Le idee, come le onde, hanno un’area di generazione. Ci raggiungono dopo aver viaggiato per vaste distanze e il loro passato è spesso invisibile o a malapena immaginabile. La wildness, la «selvaticità», è una di queste idee: ha percorso distanze temporali immense. A parlarcene, ai giorni nostri, sono due grandi storie, tra loro contraddittorie. La prima vuole che la selvaticità sia una caratteristica da soggiogare; la seconda, da tenere cara.

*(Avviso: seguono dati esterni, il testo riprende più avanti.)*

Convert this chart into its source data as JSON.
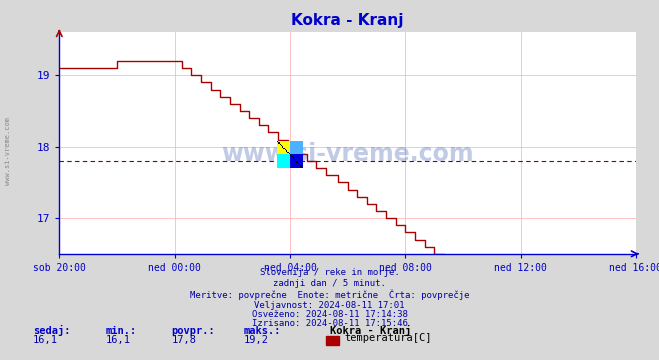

L’etimologia della parola wild è dibattuta e sfuggente, ma il passato piú persuasivo proposto per il termine chiama in causa l’alto germanico antico wildi, l’antico norreno willr e il protogermanico ghweltijos. Tutti e tre i lemmi trasmettono implicazioni di disordine e irregolarità e, come ha scritto Roderick Nash, lasciano in legato alla radice inglese will «un significato descrittivo di […] “volitivo” o “incontrollabile”». La wildness, secondo questa etimologia, è un’espressione di indipendenza dalla direttiva umana, e una terra selvaggia può essere intesa come una terra caparbiamente autodeterminata. Una terra che procede secondo leggi e principî propri, una terra le cui abitudini – la crescita dei suoi alberi, i movimenti delle sue creature, la libera discesa dei suoi torrenti fra le rocce – sono di sua propria progettazione ed esecuzione.

R. Macfarlane, Luoghi selvaggi, Einaudi.